Un homme, seul, s’accroche à l’irrépressible besoin d’insensé pour survivre dans les abattoirs de la modernité que furent les camps de concentration nazi. L’intrigue se déroule à Auschwitz, et non à Treblinka où, on le sait, 800 000 personnes furent exterminées en quelques mois, sans la moindre possibilité d’intrigue de leur côté. À Auschwitz, où les camps ne furent pas effacés, où des survivants survécurent, où des écrivains écrivirent, où l’extermination côtoya la concentration et où finalement la libération – celle qui produirait d’autres formes de cadavres de masse – intervint tardivement et marginalement, un reste permit à quelqu’un, quelque part – et ce quelqu’un, quelque part, s’appelle Laslo X – de penser que l’on pouvait encore s’y accrocher. Ce s’y, celui que l’on avait cru définitivement aboli en ces espaces neutralisés, c’est celui de l’intrigue, ou du moins du semblant d’intrigue.

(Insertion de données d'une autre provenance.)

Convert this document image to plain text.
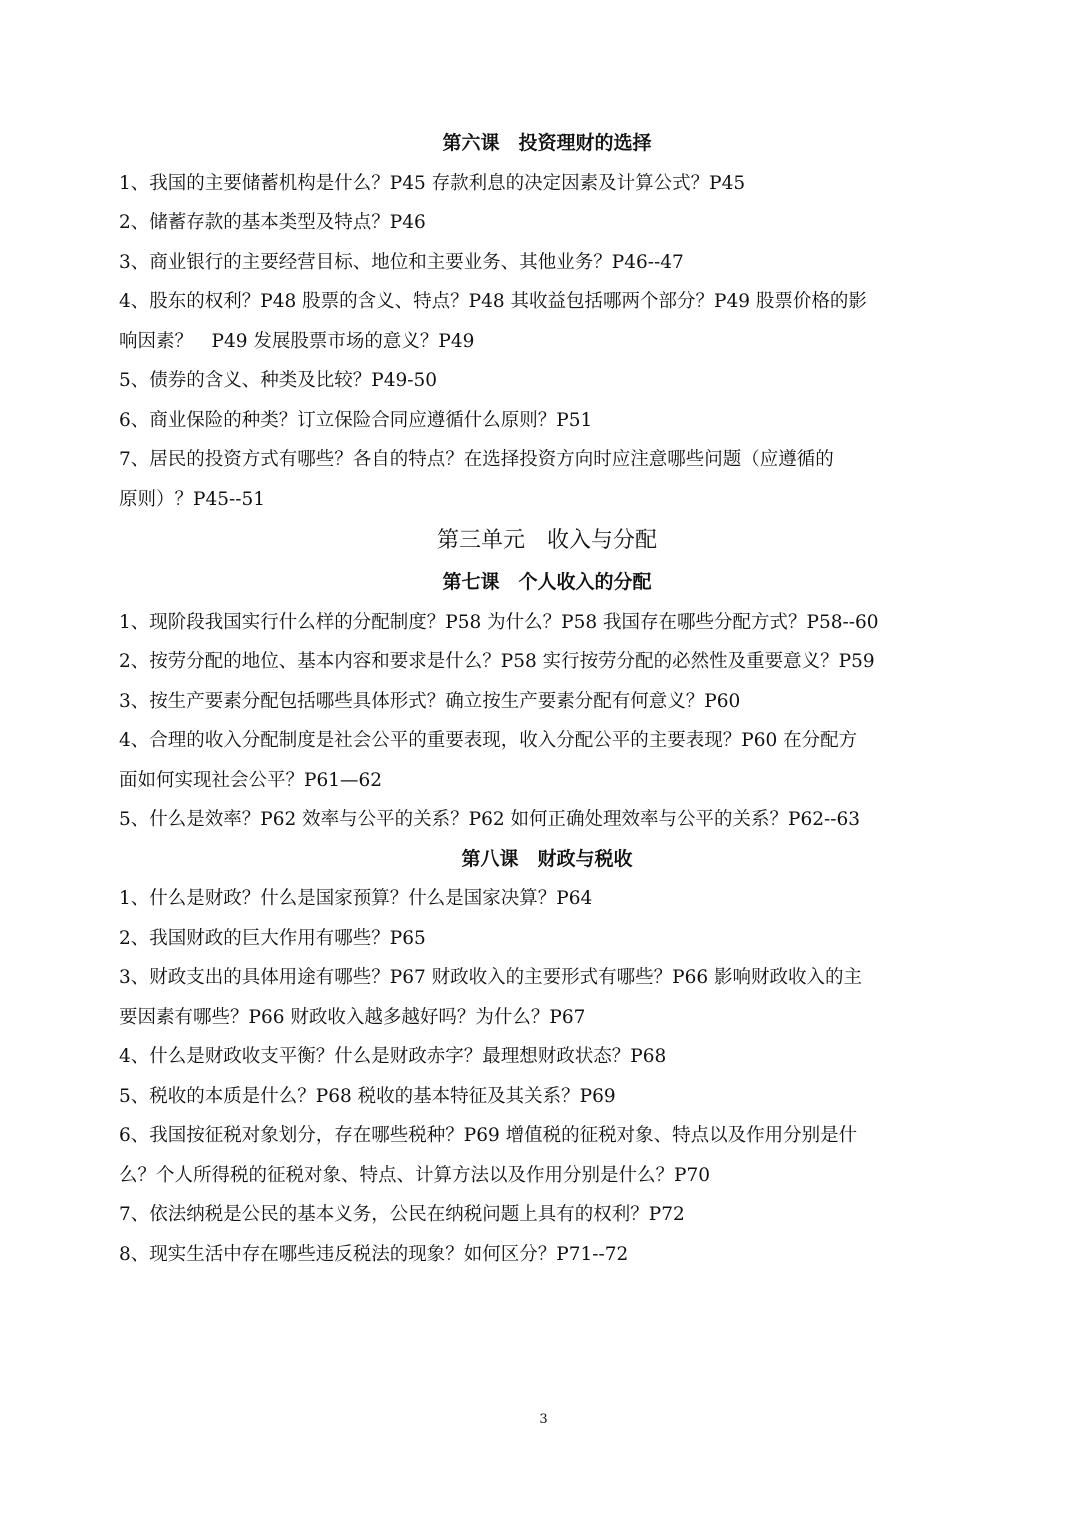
第六课　投资理财的选择
1、我国的主要储蓄机构是什么？P45 存款利息的决定因素及计算公式？P45
2、储蓄存款的基本类型及特点？P46
3、商业银行的主要经营目标、地位和主要业务、其他业务？P46--47
4、股东的权利？P48 股票的含义、特点？P48 其收益包括哪两个部分？P49 股票价格的影
响因素？　P49 发展股票市场的意义？P49
5、债券的含义、种类及比较？P49-50
6、商业保险的种类？订立保险合同应遵循什么原则？P51
7、居民的投资方式有哪些？各自的特点？在选择投资方向时应注意哪些问题（应遵循的
原则）？P45--51
第三单元　收入与分配
第七课　个人收入的分配
1、现阶段我国实行什么样的分配制度？P58 为什么？P58 我国存在哪些分配方式？P58--60
2、按劳分配的地位、基本内容和要求是什么？P58 实行按劳分配的必然性及重要意义？P59
3、按生产要素分配包括哪些具体形式？确立按生产要素分配有何意义？P60
4、合理的收入分配制度是社会公平的重要表现，收入分配公平的主要表现？P60 在分配方
面如何实现社会公平？P61—62
5、什么是效率？P62 效率与公平的关系？P62 如何正确处理效率与公平的关系？P62--63
第八课　财政与税收
1、什么是财政？什么是国家预算？什么是国家决算？P64
2、我国财政的巨大作用有哪些？P65
3、财政支出的具体用途有哪些？P67 财政收入的主要形式有哪些？P66 影响财政收入的主
要因素有哪些？P66 财政收入越多越好吗？为什么？P67
4、什么是财政收支平衡？什么是财政赤字？最理想财政状态？P68
5、税收的本质是什么？P68 税收的基本特征及其关系？P69
6、我国按征税对象划分，存在哪些税种？P69 增值税的征税对象、特点以及作用分别是什
么？个人所得税的征税对象、特点、计算方法以及作用分别是什么？P70
7、依法纳税是公民的基本义务，公民在纳税问题上具有的权利？P72
8、现实生活中存在哪些违反税法的现象？如何区分？P71--72
3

Laslo X sait trop bien à quel point il serait grossier d’en proposer une pleine, entière, d’intrigue, en ces lieux. A quel point ces espaces furent, au mieux, ceux du fragment. Il sait aussi parfaitement l’interdit qu’a représenté l’adoption du point de vue de la victime dans la cinéphilie occidentale. Il sait finalement et cependant qu’il y a une place à prendre. Alors il filme en défragmenteur éhonté, respectant d’apparence ses aînés, ces tombes pharaoniques pleines de sens qu’il s’apprête à profaner, plaçant hors-champ ce qui devrait l’être, embuant le reste qui est l’essentiel pour qu’on le devine sans avoir à voir. Pourquoi nous l’épargner, alors que la fidélité historique, l’objectivité et que sait-on encore figuraient comme crédo dominants dans le cadre de la promotion massive du film ? Peut-être parce qu’il y avait une place à prendre, et que ce film, simulacre parfait, n’avait d’autre sens sens que celui de la prise de la place qui restait à prendre. Qui dit place à prendre dit système prêt à accueillir, pouvoir prêt à gratifier. Hollywood prêt à sanctifier.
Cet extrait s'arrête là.